The next call came in and she asked me to come and see her or tell her where she could meet me, pointing out that the discussion was not a telephonic matter. Because of my schedule, the meeting could not hold. Later in the day, she called for the third and last time and declared with a hoarse voice (different from the earlier melody) that I published “lies they fed me” in my column “without cross-checking” and terminated the call on me in brazen crudity. At the risk of immodesty, if I joined the police when I left the university, I would have been, at least, by now, an Assistant Inspector-General (AIG) of Police. This is by the way. In the same breath—and without any vainglorious self-adulation—I can assert that in journalism, by the grace of God, I am on the quintessential verge of winding down consummately as a three-star General equivalence. My career antecedents speak volumes. The records are in the public domain. No apologies for blowing my trumpet.
There was no response from the offices of the former IGP and the former commissioner! I know that with Mba now in charge of public communication, it would be a novel dawn. The records of his prompt response to issues are there for one and all.

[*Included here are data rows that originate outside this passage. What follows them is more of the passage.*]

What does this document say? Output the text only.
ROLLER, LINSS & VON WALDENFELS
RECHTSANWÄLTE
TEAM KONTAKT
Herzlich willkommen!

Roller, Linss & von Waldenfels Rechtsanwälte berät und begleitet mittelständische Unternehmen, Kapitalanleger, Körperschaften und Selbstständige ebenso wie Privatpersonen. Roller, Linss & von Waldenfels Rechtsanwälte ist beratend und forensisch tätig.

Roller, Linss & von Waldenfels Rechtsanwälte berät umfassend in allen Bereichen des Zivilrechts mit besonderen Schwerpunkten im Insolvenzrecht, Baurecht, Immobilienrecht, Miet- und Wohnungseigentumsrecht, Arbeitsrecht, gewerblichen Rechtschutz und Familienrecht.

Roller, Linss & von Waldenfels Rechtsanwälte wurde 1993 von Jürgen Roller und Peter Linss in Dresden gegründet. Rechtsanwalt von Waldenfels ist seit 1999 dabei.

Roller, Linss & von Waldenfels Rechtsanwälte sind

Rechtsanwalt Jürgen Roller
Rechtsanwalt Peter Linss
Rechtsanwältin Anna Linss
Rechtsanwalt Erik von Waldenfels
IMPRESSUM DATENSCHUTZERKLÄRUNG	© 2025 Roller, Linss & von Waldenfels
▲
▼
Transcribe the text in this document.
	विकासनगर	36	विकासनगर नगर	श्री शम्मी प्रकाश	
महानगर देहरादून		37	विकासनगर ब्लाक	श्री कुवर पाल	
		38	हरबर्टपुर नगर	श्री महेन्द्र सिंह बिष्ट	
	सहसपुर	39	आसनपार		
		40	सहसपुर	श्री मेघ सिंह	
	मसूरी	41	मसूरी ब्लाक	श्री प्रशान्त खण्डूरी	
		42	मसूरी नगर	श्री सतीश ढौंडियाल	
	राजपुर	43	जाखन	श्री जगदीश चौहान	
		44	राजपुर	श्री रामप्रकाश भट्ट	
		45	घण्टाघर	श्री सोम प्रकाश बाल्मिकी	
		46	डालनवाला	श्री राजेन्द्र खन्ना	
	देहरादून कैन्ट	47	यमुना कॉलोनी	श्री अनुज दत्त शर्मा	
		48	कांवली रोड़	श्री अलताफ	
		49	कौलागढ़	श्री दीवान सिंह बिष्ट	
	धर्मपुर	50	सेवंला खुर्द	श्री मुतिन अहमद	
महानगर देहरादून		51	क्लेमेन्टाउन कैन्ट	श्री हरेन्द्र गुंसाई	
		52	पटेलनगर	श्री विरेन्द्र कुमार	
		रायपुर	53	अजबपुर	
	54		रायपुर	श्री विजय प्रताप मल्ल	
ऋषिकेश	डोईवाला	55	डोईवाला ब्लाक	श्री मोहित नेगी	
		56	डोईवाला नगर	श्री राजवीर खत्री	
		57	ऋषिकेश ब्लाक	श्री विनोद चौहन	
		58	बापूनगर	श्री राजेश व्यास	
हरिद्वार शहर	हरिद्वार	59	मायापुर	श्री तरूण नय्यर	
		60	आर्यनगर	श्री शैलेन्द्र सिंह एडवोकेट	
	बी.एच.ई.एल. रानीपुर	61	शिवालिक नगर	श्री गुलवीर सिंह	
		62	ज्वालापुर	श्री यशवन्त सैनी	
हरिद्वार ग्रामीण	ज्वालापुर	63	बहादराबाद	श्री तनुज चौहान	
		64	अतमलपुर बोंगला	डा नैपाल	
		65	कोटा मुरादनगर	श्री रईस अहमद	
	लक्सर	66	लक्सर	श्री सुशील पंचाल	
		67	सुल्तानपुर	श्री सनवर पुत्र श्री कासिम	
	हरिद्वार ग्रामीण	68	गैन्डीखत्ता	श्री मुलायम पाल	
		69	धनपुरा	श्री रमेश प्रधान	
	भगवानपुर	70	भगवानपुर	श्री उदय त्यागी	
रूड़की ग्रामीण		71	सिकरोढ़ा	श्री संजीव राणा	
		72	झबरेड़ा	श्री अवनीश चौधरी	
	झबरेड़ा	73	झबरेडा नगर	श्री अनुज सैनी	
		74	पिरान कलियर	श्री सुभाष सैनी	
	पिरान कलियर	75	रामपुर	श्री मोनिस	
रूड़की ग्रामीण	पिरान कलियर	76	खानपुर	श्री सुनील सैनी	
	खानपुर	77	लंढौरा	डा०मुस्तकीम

If the Aguda DPO had read my column between the lines, she would have known that, over time, I experienced and copiously witnessed most of the vexatious reportage here. Additional information I got was merely tangential. Madam DPO, when relating with people you do not know or have never met exercise circumspection, professionalism and candour. My scholarship, career pedigree, reputational profile and maturity cannot allow me to engage in unwarranted scurrility or journalistic unprofessionalism. It should also interest Madam DPO, finally, that the columns I write are not occupational as I do not receive a dime for writing them. Writing for newspapers, for me, is an integral part of my intellectual development, public service and great fun. I have other gainful sources of livelihood that nourish my existential humanism, to God’s glory. Not forgetting my supportive, diligent and delectable accountant-wife.
Modern global policing is all about intelligence and all-roundamity—nomorebrute force, power drunkenness and official rascality atop an adversarial architecture of colonial relics!
IGP Adamu, as you read this, there are, usually, between three and five checkpoints from Pako bus stop in Aguda to Agbonyin Avenue—all in Surulere (with in a distance radius of 3km)—where brazen extortive beggarliness takes place in the morning and evening hours daily culminating in traffic bottlenecks. If anyone contests this again, I will send to Mba some of the names on the tags and the number plates of the police vans in deployment. The narrative is embarrassing, to say the least.
I wish IGP Adamu God’s blessings and direction as he persists in reforming our police and uplifting their reputation, perception and welfare of all cops. IGP Adamu has the opportunity, training, competency and capacity to be the best police chief so far in the annals of our great country. I take off my hat to you in anticipation of your leadership illumination in the New Police.